Is ballet a social dance? – History Of Social Dances Definition Of Communism

I’m glad you asked. In 1891, the young American dancer Natalia Makarova wrote to her aunt in Russia: “I’d like to go to ballet school! … It is the only opportunity in this part of the world where the Russian women can dance.”

What was ballet? In the end of the 19th century, it had become largely a Russian phenomenon, in part thanks to the influence of British performers like Clara Bowe and Clara Barton, but also because of the work of the Russian dance school of Vladimir Pudovkin, better known as Zvezda and led by the 19th-century Russian composer Igor Stravinsky.

Pudovkin is the guy behind all the famous pantomimes you and I know from the 1980s, for example; and his work has inspired generations of western dancers to try out their own version of it.
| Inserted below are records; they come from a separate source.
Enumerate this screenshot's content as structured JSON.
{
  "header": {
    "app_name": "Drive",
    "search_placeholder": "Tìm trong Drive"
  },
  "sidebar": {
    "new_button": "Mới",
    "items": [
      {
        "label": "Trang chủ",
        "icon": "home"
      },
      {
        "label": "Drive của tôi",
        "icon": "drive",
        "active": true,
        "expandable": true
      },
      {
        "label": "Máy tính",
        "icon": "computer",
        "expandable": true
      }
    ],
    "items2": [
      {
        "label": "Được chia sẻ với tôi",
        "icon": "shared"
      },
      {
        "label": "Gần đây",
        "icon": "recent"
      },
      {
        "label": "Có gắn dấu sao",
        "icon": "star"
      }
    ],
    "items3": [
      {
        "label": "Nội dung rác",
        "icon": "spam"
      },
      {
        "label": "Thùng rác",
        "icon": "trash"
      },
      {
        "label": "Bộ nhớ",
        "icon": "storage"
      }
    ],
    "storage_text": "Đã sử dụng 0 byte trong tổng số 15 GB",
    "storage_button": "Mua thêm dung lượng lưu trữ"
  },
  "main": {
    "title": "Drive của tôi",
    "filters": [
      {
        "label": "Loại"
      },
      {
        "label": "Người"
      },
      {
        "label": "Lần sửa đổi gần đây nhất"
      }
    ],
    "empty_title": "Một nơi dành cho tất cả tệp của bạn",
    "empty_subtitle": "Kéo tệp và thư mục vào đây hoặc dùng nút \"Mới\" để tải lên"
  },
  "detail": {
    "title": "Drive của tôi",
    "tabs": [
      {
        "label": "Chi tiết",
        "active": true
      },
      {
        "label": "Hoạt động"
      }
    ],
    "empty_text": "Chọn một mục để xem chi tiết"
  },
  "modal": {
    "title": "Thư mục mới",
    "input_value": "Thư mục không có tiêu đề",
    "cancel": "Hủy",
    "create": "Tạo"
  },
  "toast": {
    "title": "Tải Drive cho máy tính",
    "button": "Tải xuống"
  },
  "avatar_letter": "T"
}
Among them: Lianne La Havas, Yolanda Hadid, and Natalia Kolesnikova.

In other words, ballet became something that westerners wanted to dance but couldn’t, rather than something which could be danced by everyone (which is what we Americans are trying to do).

When dance was a Russian preserve, American women weren’t allowed to go, or even watch, the professional shows.
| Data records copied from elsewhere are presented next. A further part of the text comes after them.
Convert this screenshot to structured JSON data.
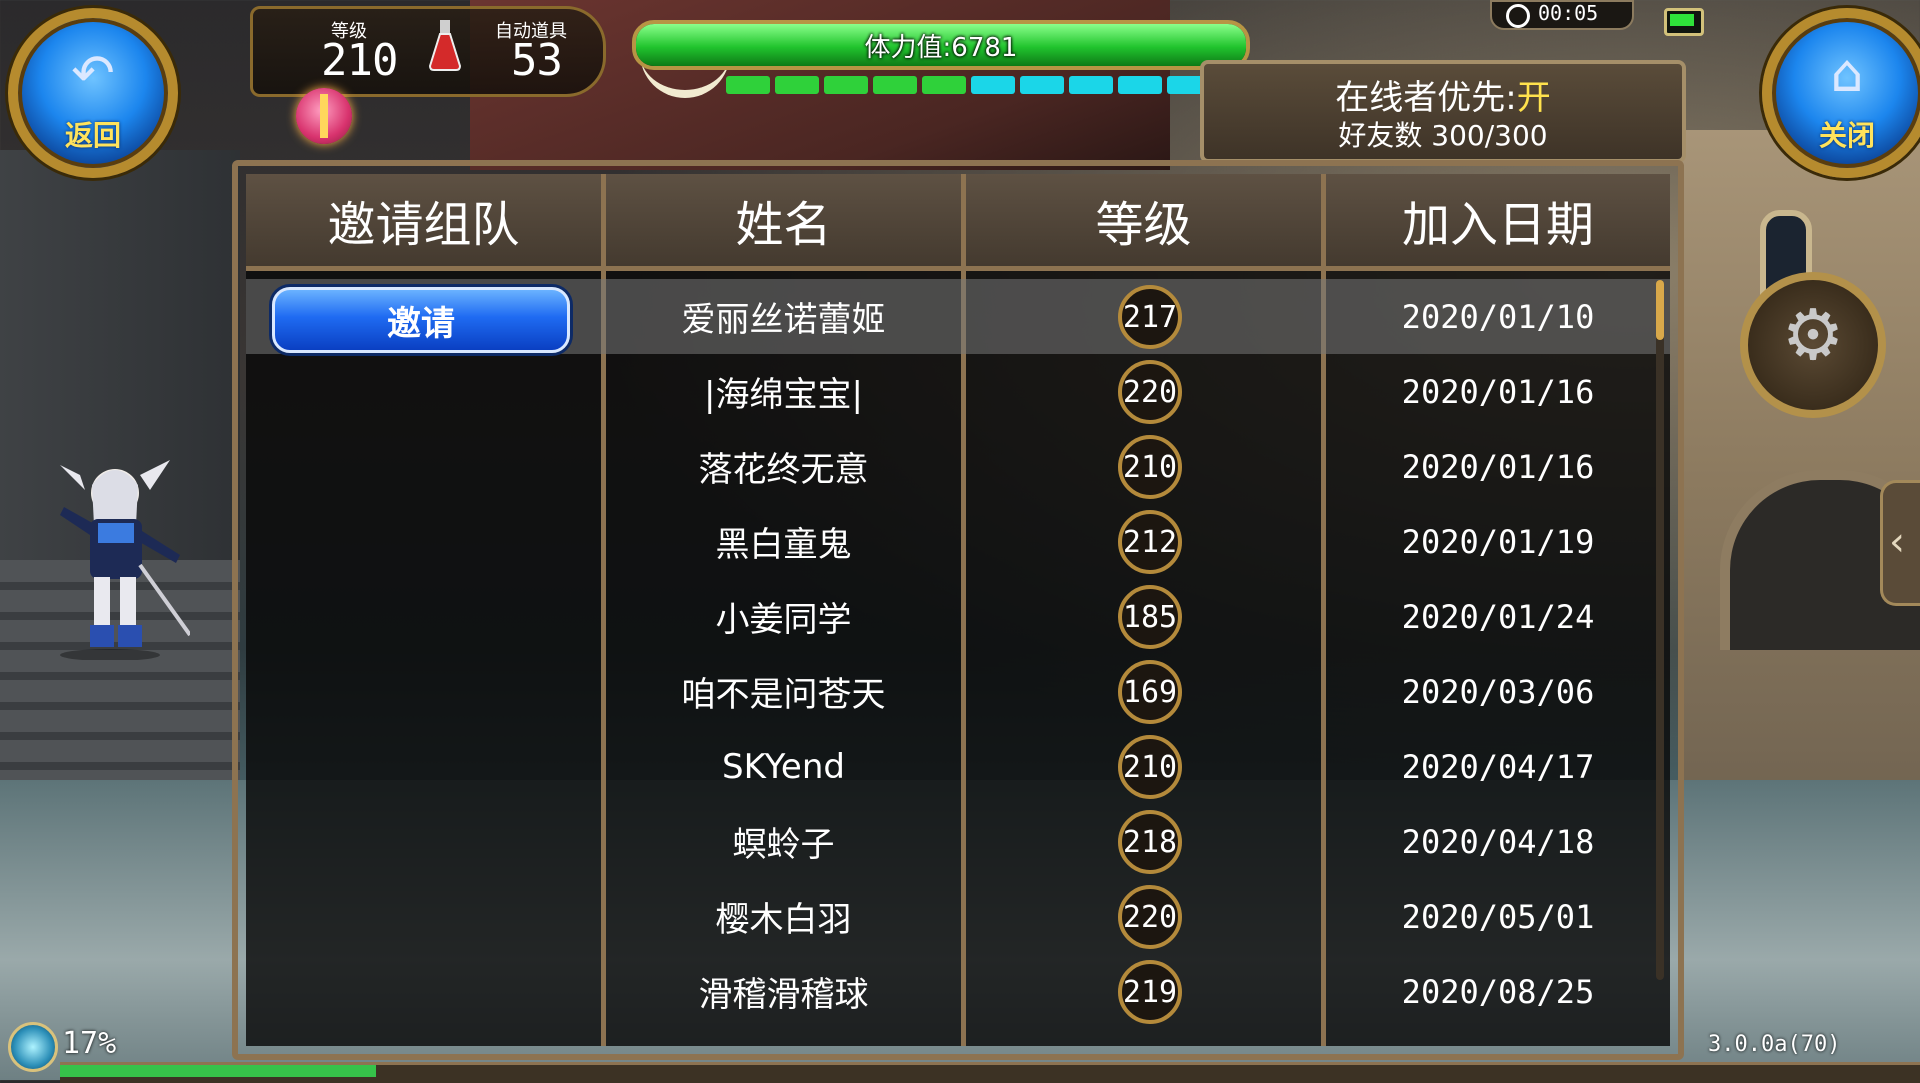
{
  "hud": {
    "level_label": "等级",
    "level_value": "210",
    "auto_item_label": "自动道具",
    "auto_item_value": "53",
    "stamina_text": "体力值:6781",
    "stamina_percent": 100,
    "energy_segments": [
      "#2fd13a",
      "#2fd13a",
      "#2fd13a",
      "#2fd13a",
      "#2fd13a",
      "#1bd6e8",
      "#1bd6e8",
      "#1bd6e8",
      "#1bd6e8",
      "#1bd6e8"
    ],
    "clock": "00:05"
  },
  "buttons": {
    "back_label": "返回",
    "close_label": "关闭"
  },
  "status": {
    "online_priority_label": "在线者优先:",
    "online_priority_value": "开",
    "friend_count": "好友数 300/300"
  },
  "table": {
    "headers": [
      "邀请组队",
      "姓名",
      "等级",
      "加入日期"
    ],
    "invite_label": "邀请",
    "rows": [
      {
        "name": "爱丽丝诺蕾姬",
        "level": "217",
        "date": "2020/01/10"
      },
      {
        "name": "|海绵宝宝|",
        "level": "220",
        "date": "2020/01/16"
      },
      {
        "name": "落花终无意",
        "level": "210",
        "date": "2020/01/16"
      },
      {
        "name": "黑白童鬼",
        "level": "212",
        "date": "2020/01/19"
      },
      {
        "name": "小姜同学",
        "level": "185",
        "date": "2020/01/24"
      },
      {
        "name": "咱不是问苍天",
        "level": "169",
        "date": "2020/03/06"
      },
      {
        "name": "SKYend",
        "level": "210",
        "date": "2020/04/17"
      },
      {
        "name": "螟蛉子",
        "level": "218",
        "date": "2020/04/18"
      },
      {
        "name": "樱木白羽",
        "level": "220",
        "date": "2020/05/01"
      },
      {
        "name": "滑稽滑稽球",
        "level": "219",
        "date": "2020/08/25"
      }
    ]
  },
  "footer": {
    "exp_percent_text": "17%",
    "exp_percent": 17,
    "version": "3.0.0a(70)"
  },
  "colors": {
    "accent_gold": "#b68b2e",
    "button_blue": "#1f6bf2",
    "highlight_yellow": "#ffe24d"
  }
}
Until 1905, you could walk into a Parisian dance school without knowing any ballet in your life. You’d need a letter from a ballet teacher. If you walked into any of the big dance schools (from Paris, St. Petersburg, and the like) even in the first half of the twentieth century, you’d learn ballet and maybe even join their professional ranks.
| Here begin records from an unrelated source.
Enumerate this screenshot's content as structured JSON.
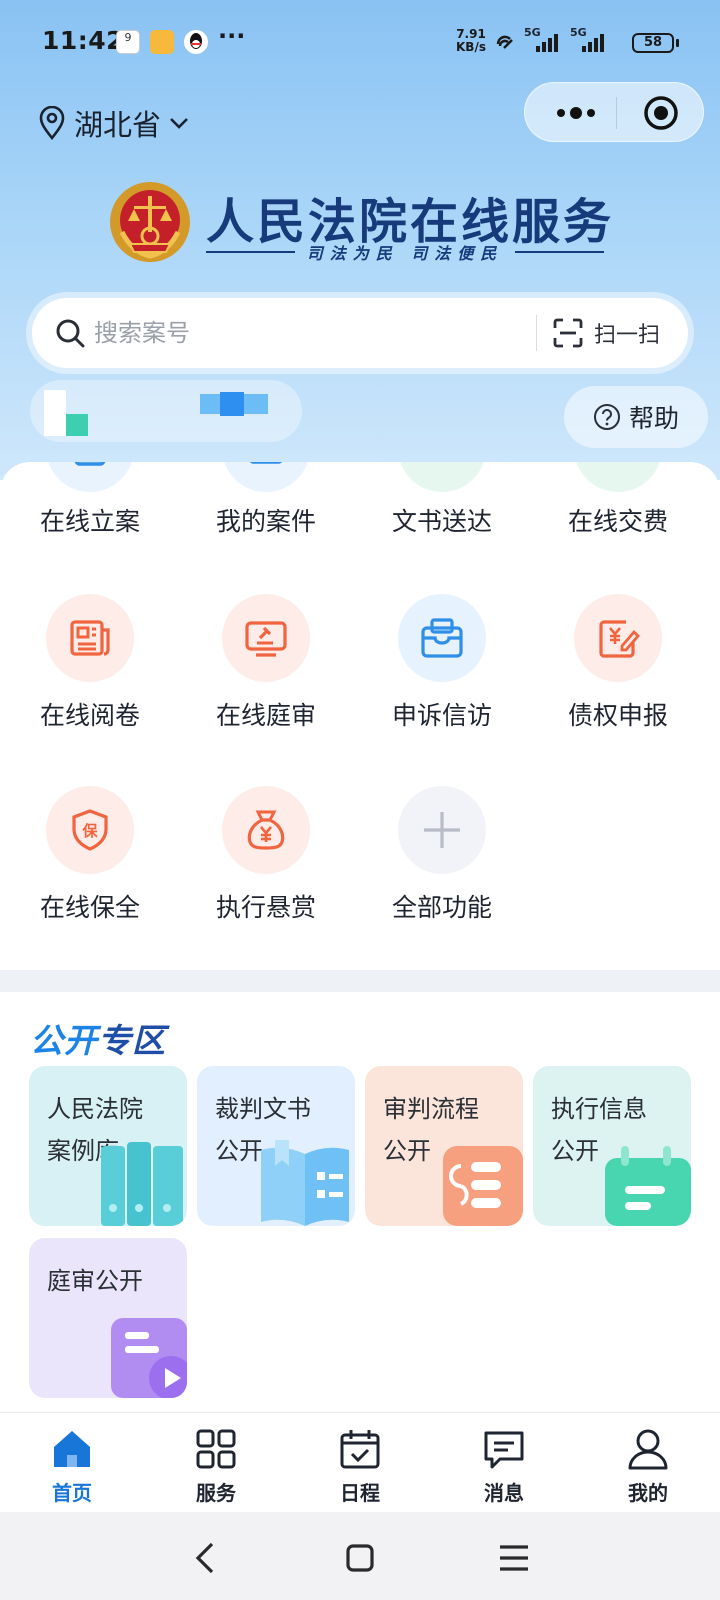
{
  "status_bar": {
    "time": "11:42",
    "more": "···",
    "net_speed_value": "7.91",
    "net_speed_unit": "KB/s",
    "signal_1": "5G",
    "signal_2": "5G",
    "battery": "58"
  },
  "header": {
    "location": "湖北省",
    "app_title": "人民法院在线服务",
    "slogan": "司法为民  司法便民"
  },
  "search": {
    "placeholder": "搜索案号",
    "scan_label": "扫一扫"
  },
  "help": {
    "label": "帮助"
  },
  "services": [
    {
      "label": "在线立案",
      "icon": "file-case-icon"
    },
    {
      "label": "我的案件",
      "icon": "folder-icon"
    },
    {
      "label": "文书送达",
      "icon": "document-check-icon"
    },
    {
      "label": "在线交费",
      "icon": "payment-icon"
    },
    {
      "label": "在线阅卷",
      "icon": "newspaper-icon"
    },
    {
      "label": "在线庭审",
      "icon": "gavel-monitor-icon"
    },
    {
      "label": "申诉信访",
      "icon": "mailbox-icon"
    },
    {
      "label": "债权申报",
      "icon": "yen-edit-icon"
    },
    {
      "label": "在线保全",
      "icon": "shield-icon"
    },
    {
      "label": "执行悬赏",
      "icon": "money-bag-icon"
    },
    {
      "label": "全部功能",
      "icon": "plus-icon"
    }
  ],
  "public_zone": {
    "title_part1": "公开",
    "title_part2": "专区",
    "tiles": [
      {
        "line1": "人民法院",
        "line2": "案例库",
        "icon": "binders-icon",
        "color": "#d8f1f4"
      },
      {
        "line1": "裁判文书",
        "line2": "公开",
        "icon": "open-book-icon",
        "color": "#e2efff"
      },
      {
        "line1": "审判流程",
        "line2": "公开",
        "icon": "flow-icon",
        "color": "#fbe5da"
      },
      {
        "line1": "执行信息",
        "line2": "公开",
        "icon": "calendar-icon",
        "color": "#ddf3f1"
      },
      {
        "line1": "庭审公开",
        "line2": "",
        "icon": "video-icon",
        "color": "#ebe5fb"
      }
    ]
  },
  "tabs": [
    {
      "label": "首页",
      "icon": "home-icon",
      "active": true
    },
    {
      "label": "服务",
      "icon": "grid-icon",
      "active": false
    },
    {
      "label": "日程",
      "icon": "calendar-check-icon",
      "active": false
    },
    {
      "label": "消息",
      "icon": "message-icon",
      "active": false
    },
    {
      "label": "我的",
      "icon": "user-icon",
      "active": false
    }
  ],
  "colors": {
    "accent": "#1976d9",
    "title_blue": "#163a7a",
    "orange_icon": "#f0643f",
    "blue_icon": "#2f8fe8"
  }
}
And then, suddenly and unexpectedly, in the first half of the 1920s, a flood of women came out of that little bubble of Russian cultural consciousness, starting in Moscow and Moscow City where women were encouraged, even encouraged to dance. The idea of Russian women trying it out is still very much alive today and it’s inspiring women from all over the world to try their craft. I remember being in Moscow this July when I first noticed this.

I have a friend whose parents have been dancing for decades. I saw her with her dance team, and she’s a strong, gorgeous dancer, full of energy, a natural performer. I asked her how many girls she’s known to go to Moscow’s professional ballet school, and she said “maybe 20, maybe 50, maybe more. And now, there are thousands.”